- O que houve?
Nino pensava alto, algumas pessoas achavam que ele conversava sozinho, mas era porque ele não conseguia só pensar, sua insegurança o forçava a expressar, mesmo que com resmungos, seus pensamentos.
A sombra ainda estava se alimentando, os barulhos de dentes garfando a carne de seus pais não o deixava refletir, mas já tinha idade para saber que pânico não era a melhor estratégia de sobrevivência, se seu medo do mundo dos adultos já o deixava silencioso, com aquele carnívoro não seria diferente. Buscou então se esconder, e enquanto isso se usava de superstição para se convencer que estava apenas em um pesadelo, mas o prospecto de sonambular no meio da rua era um pedaço de iluminismo que o incomodava.

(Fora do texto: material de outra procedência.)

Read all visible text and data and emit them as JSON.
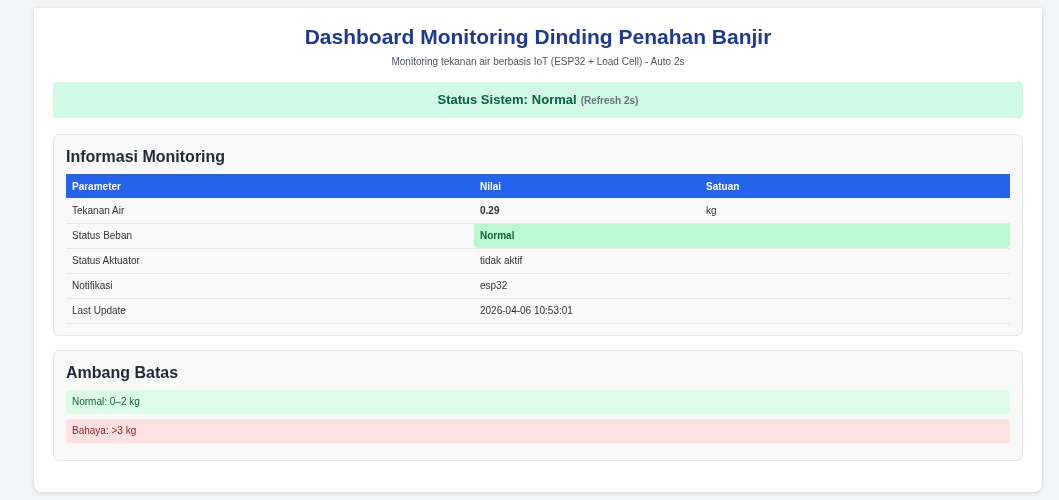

O barulho cessou, Nino já estava no armário da cozinha, pensando em fugir da sua casa, mas os passos estavam próximos das escadas, ele podia ouvir o escuro subindo ao seu quarto, onde seu pequeno irmão, ainda bebê, estava finalmente dormindo.
Seu pequeno irmão o ajudava a permanecer acordado à noite, talvez o grande responsável pelo seu desejo de fugir para passeatas noturnas, já que os pais nunca se deram o trabalho de colocar o sonoro despertador em um quarto próprio, mas o mundo dos adultos é sempre fechado por impossibilidades econômicas.
Nino sabia que não era herói, por mais que os filmes, os livros, as revistas dissessem o contrário, não esperava enfrentar o escuro e vencer, mas não podia fazer nada pelo seu irmão. Talvez até fosse sua oportunidade de salvar-se, mas o pensamento positivamente cruel ainda lhe soava sujo para seu pequeno sentido moral.
Depois das grandes reflexões que passavam sua mente, ficou com o "Dos males o menor" sussurrou, correndo para a porta da saída da casa, o descuido desesperado o fez trombar na mesa, "droga" como sempre pensando alto.
O Escuro não parou, encarou Nino da escada, ele dominava a situação. Nino simplesmente caminhou à porta olhando para a figura, fugiu.
A porta abriu, aquela era a morte do irmão, mas Nino não era herói. A rua era negra, e Nino caminhou, ouvindo o irmão chorar pela última vez.